La muerte de los adolescentes Blake Barrass, de 14 años, y Tristan Barrass, de 13, continúa rodeada de conmoción y de numerosos cuestionamientos en el Reino Unido. El caso adquirió aún más repercusión tras diversos informes que apuntan a que estos jóvenes y sus otros hermanos habrían descubierto una información que la familia mantenía en secreto desde hacía años.
Según relatos difundidos sobre el caso, Sarah Barrass y Brandon Machin, acusados por las autoridades británicas de su implicación en las muertes, serían medio hermanos. Las acusaciones indican, además, que los seis hijos de la familia serían fruto de la relación entre ambos, un hecho que, por su carácter extraordinario y tabú, ha generado gran debate social y mediático en el país.

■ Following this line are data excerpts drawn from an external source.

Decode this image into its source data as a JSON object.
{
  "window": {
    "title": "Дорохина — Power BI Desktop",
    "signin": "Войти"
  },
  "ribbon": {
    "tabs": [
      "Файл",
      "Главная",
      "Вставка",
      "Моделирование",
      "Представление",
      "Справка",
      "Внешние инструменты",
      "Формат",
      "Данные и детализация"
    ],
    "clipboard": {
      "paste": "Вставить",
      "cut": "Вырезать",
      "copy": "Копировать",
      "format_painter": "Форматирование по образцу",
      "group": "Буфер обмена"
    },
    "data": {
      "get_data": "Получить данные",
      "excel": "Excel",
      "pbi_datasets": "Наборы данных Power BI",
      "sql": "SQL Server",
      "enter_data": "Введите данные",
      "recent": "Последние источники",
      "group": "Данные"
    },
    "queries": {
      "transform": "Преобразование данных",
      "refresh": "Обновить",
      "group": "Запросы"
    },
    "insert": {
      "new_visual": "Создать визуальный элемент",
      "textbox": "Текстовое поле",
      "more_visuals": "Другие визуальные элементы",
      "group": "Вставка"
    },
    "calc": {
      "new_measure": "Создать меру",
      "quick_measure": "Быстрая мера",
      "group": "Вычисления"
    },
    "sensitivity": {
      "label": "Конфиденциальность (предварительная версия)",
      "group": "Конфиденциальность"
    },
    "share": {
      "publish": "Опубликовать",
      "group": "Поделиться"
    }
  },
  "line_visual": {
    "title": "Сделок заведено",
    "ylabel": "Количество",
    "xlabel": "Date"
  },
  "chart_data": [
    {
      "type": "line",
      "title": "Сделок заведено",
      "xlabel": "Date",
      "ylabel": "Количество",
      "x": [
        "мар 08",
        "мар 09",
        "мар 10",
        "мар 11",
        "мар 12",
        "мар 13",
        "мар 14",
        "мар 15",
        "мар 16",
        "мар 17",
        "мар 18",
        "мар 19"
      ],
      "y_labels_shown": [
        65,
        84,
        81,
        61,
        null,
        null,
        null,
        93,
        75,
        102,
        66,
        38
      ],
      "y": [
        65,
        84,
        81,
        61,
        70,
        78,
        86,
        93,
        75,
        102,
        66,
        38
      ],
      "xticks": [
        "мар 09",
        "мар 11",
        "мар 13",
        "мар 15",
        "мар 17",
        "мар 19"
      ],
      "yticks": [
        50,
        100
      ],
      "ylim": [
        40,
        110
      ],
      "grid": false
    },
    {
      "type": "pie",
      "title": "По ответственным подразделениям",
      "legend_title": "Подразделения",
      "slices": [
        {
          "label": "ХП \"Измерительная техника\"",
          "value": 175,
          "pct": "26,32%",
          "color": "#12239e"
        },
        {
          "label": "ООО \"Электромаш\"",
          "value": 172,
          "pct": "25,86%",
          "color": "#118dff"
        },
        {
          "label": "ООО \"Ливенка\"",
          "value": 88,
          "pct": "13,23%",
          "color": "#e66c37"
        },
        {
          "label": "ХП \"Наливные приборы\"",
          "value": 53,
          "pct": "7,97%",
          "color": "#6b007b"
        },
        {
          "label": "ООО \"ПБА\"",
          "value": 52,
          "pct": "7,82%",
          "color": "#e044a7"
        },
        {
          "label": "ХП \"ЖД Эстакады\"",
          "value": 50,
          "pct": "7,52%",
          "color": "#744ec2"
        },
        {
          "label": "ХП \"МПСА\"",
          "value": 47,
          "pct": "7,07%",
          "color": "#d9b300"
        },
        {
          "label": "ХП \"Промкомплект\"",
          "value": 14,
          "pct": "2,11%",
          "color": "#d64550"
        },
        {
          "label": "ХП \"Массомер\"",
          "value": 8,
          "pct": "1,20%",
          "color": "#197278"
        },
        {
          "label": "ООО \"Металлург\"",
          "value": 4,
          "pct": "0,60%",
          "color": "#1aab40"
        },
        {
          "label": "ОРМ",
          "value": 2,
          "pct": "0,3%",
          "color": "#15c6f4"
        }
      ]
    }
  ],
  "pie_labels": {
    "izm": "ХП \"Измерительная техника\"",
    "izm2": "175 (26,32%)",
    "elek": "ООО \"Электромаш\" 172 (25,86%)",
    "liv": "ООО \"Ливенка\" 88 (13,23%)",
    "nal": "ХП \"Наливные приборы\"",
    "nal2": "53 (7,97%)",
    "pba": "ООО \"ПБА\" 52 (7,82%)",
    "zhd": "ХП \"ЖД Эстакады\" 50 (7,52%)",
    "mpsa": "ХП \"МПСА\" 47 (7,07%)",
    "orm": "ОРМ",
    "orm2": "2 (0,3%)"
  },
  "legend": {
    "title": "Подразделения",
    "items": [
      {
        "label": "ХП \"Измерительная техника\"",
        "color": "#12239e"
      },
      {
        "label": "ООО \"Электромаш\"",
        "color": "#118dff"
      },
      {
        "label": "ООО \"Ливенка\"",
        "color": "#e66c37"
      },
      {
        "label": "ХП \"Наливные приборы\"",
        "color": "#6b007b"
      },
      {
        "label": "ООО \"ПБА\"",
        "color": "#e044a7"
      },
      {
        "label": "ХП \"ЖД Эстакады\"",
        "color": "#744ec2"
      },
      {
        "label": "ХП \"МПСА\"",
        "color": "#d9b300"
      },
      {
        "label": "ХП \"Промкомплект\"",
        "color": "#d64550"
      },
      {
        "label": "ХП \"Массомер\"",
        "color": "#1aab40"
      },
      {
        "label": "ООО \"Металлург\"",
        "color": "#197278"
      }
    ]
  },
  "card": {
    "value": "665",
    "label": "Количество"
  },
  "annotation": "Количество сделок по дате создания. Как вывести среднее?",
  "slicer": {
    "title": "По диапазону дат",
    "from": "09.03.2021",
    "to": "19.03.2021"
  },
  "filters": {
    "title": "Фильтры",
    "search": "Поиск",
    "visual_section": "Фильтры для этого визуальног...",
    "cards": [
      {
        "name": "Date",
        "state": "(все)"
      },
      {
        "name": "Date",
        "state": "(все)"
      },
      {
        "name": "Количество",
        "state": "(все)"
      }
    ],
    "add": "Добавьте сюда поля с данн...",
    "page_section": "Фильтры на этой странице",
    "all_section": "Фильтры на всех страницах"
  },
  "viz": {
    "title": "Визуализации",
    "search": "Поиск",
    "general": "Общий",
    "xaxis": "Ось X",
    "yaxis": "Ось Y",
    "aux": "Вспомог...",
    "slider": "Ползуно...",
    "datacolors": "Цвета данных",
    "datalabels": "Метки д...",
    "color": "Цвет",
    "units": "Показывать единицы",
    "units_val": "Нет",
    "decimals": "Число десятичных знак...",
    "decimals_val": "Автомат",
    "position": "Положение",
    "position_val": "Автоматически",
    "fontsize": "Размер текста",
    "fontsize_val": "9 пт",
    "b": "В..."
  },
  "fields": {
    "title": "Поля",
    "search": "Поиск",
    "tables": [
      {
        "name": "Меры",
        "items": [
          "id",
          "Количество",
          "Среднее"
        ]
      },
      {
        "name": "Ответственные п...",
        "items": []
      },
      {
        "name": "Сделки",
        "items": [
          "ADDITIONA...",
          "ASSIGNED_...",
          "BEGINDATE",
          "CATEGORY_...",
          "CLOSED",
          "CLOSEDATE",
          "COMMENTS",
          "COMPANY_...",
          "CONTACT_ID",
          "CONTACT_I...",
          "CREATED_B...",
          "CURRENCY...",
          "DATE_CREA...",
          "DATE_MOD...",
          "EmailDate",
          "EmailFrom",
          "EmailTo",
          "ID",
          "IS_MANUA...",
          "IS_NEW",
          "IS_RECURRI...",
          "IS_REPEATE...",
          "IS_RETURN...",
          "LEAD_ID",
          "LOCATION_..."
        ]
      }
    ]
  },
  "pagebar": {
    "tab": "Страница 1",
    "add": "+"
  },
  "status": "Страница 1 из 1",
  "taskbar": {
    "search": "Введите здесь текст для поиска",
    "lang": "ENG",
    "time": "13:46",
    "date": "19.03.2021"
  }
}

De acuerdo con esa versión, el hallazgo de lo que se describe como «el secreto familiar» habría desencadenado una serie de acontecimientos que desembocaron en la tragedia. Aunque el contenido exacto de ese secreto no ha sido revelado oficialmente, las investigaciones apuntan a que su descubrimiento supuso un fuerte impacto emocional en los progenitores, que terminó derivando en un episodio de violencia fatal contra los adolescentes.
En 2019, las autoridades británicas acusaron a Sarah Barrass y Brandon Machin de intentar matar a los seis miembros menores de la familia mediante una presunta sobredosis de medicamentos. Blake y Tristan no sobrevivieron a ese primer episodio, mientras que los otros cuatro hermanos recibieron atención médica de urgencia y lograron recuperarse. Estos hechos se encuadran en la tipología de homicidio y tentativa de homicidio, delitos que en el sistema penal inglés suelen ser juzgados en la Crown Court (Corte de la Corona), donde se enfrentan a penas que pueden superar los veinte años de prisión en casos de asesinato premeditado.
En el transcurso de la investigación, los fiscales reunieron informes forenses y psicológicos que respaldan la acusación de asesinato y tentativa de asesinato contra los denunciados. Además, se examinaron antecedentes familiares y terapias previas, dado que la ley británica exige evaluar el estado mental de quienes cometen crímenes de este calado. La consideración de factores como la posible enfermedad mental o trastornos de personalidad puede influir en la formulación de cargos y en la determinación de la pena.
Las autoridades hicieron uso de las disposiciones de protección infantil vigentes en el Reino Unido para garantizar la seguridad y el anonimato de los menores que sobrevivieron. Tras la fase judicial inicial, los cuatro hermanos fueron acogidos por servicios sociales especializados bajo órdenes de protección (Child Protection Orders) y, posteriormente, se les asignaron nuevas identidades. Este procedimiento, habitual en casos de abuso grave o de riesgo extremo, pretende evitar la exposición mediática y el estigma social, facilitando a las víctimas un entorno protegido para su recuperación psicológica.
El caso ha reavivado el debate en torno al control de recetas de medicamentos con potencial tóxico y a los protocolos de detección de riesgo en núcleos familiares. Organizaciones como la NSPCC (National Society for the Prevention of Cruelty to Children) han subrayado la importancia de reforzar la colaboración entre el sistema sanitario y los servicios de bienestar infantil, con el fin de identificar posibles situaciones de abuso o negligencia antes de que se produzca una catástrofe.
Además, el suceso ha provocado una reflexión en la opinión pública acerca de la frecuencia real de homicidios intrafamiliares, que en el Reino Unido representan un porcentaje reducido del total de crímenes violentos, pero cuyas consecuencias impactan de forma especial por la vulnerabilidad de las víctimas. Comparándolo con estudios forenses y estadísticas oficiales, se observa que las tentativas de asesinato dentro del proprio entorno familiar son objeto de planes de intervención temprana para evitar su escalada.
A la espera de que avance el proceso judicial, el caso de los hermanos Barrass-Machin se mantiene en el foco de la atención mediática y de las autoridades británicas, tanto por las circunstancias inusuales que lo rodean como por las implicaciones que tiene en materia de protección infantil y justicia penal.